Zaman Gazetesi Cumhurbaşkanlığı muhabiri Emre Soncan, Son Akıncı - Muhsin Yazıcıoğlu’nun Sır Ölümü isimli kitabında merhum BBP lideri ve beraberindeki 5 kişinin yaşamını yitirdiği kazadaki sis perdesini aralıyor. Kitapta, Yazıcıoğlu’nun hayatı ve kaza sürecine dair ilk kez yayımlanan birçok çarpıcı bilgi ve anekdot yer alıyor. Soncan, tanık ve şüphelilerin ifadelerinden yola çıkarak, Milli İstihbarat Teşkilatı’nın (MİT), Yazıcıoğlu’nun öldüğünü üç saat gibi kısa bir sürede öğrendiğini söylüyor. Halbuki helikopter enkazına ancak 48 saat sonra ulaşılabilmişti. MİT’i, soruşturmayı yürüten savcılara gerekli yardımı yapmamakla eleştiren Soncan, “Teşkilat üzerine düşeni yapsaydı, soruşturma bambaşka bir yerde olabilirdi.
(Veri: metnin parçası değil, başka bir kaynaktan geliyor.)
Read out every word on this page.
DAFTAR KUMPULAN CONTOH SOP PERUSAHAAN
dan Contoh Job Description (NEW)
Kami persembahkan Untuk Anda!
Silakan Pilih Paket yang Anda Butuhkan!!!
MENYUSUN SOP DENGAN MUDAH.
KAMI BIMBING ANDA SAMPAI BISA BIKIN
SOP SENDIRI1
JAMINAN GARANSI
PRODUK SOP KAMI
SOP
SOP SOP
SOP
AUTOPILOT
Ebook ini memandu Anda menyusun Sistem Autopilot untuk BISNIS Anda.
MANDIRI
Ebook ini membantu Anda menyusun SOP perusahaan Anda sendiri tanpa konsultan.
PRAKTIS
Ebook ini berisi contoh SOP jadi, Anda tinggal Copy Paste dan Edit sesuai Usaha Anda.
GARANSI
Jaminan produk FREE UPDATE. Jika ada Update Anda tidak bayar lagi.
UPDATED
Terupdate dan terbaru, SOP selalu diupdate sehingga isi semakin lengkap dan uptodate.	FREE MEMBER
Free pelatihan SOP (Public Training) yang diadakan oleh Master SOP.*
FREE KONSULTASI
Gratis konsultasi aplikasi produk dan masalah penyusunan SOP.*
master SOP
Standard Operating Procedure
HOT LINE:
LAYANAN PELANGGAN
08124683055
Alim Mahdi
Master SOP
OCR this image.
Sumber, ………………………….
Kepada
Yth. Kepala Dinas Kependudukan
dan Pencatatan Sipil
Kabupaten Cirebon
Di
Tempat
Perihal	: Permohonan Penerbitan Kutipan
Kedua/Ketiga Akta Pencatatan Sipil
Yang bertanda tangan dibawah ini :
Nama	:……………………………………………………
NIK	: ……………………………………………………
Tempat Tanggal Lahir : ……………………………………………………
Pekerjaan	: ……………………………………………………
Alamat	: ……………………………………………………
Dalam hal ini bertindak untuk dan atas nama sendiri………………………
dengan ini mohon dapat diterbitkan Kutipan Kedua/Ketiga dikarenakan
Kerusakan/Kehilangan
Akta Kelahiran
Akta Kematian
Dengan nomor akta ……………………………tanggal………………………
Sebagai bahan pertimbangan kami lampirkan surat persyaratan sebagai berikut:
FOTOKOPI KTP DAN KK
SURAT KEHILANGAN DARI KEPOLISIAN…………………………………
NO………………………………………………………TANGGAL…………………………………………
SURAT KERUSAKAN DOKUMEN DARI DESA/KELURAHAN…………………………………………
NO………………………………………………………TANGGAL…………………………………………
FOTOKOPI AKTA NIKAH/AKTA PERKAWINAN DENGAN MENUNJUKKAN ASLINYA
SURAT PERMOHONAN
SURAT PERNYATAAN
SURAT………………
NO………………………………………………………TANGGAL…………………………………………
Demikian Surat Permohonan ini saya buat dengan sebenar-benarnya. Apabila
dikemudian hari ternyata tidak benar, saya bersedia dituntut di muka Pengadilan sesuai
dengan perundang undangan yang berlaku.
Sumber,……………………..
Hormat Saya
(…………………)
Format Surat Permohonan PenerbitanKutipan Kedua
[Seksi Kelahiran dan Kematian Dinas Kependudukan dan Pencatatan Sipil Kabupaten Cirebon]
Fakat bilgi paylaşmaktan hep uzak durdular.” diyor. Yazıcıoğlu’nun ‘ortadan kaldırıldığına inanan Soncan, ‘Neden?’ sorusuna ise şu cevabı veriyor:
“Ortadoğu’da haritalar değişirken ve terör örgütü PKK uluslararası alanda AKP hükümetinin de desteğiyle meşruluk kazanırken, Türkiye içindeki hangi ideolojik geçmişten gelirse gelsin tüm milli unsurlar tasfiye edilmeliydi. Eski CHP Genel Başkanı Deniz Baykal’dan başladılar. Ardından Muhsin Yazıcıoğlu ortadan kaldırıldı. 2009’da yaşananlar olmasaydı, Yazıcıoğlu daha sonra mutlaka hedefte olacaktı. Ardından milli unsurları tasfiyeye Hizmet Hareketi ile devam ettiler. Ülkenin milli refleksleri kör edilecek ve geleceği ipotek altına alınacaktı. Tayyip Erdoğan’ın tabiriyle ‘üst akıl’ düğmeye basmıştı. Özellikle Hizmet Hareketi’nin tasfiye plânının taşeronluğunu Erdoğan’a verdiler.”
Gazeteci-yazar Emre Soncan, 28 Şubat soruşturması sırasında, dönemin Genelkurmay Psikolojik Harekât Dairesi başkanı olan Oğuz Kalelioğlu’nun evinde bulunan ve ‘Sayın Komutanım’ diye başlayan iki sayfalık listeye dikkat çekiyor: “Suikasta kurban gidenlerin isim listelerinin yer aldığı belge, ‘askerler’ ve ‘siviller’ olarak kategorize edilmişti. Sivillere ait listenin başında 8. Cumhurbaşkanı Turgut Özal bulunuyordu. Özal’dan sonra suikastla öldürüldüğü belirtilen diğer isimler ise şöyle sıralanıyordu: “eski MHP Genel Başkanı Alparslan Türkeş, Muhsin Yazıcıoğlu, Ahmet Taner Kışlalı, Necip Hablemitoğlu, Uğur Mumcu, Abdi İpekçi, Hrant Dink.”
Olayın aydınlatılması konusunda pek de ümitli olmayan Soncan, sözlerini şöyle noktalıyor: “Yargının siyasi iktidar tarafından kuşatıldığı dikkate alındığında, en azından bugün için kararı tarihe ve kamu vicdanına bırakıyorum.”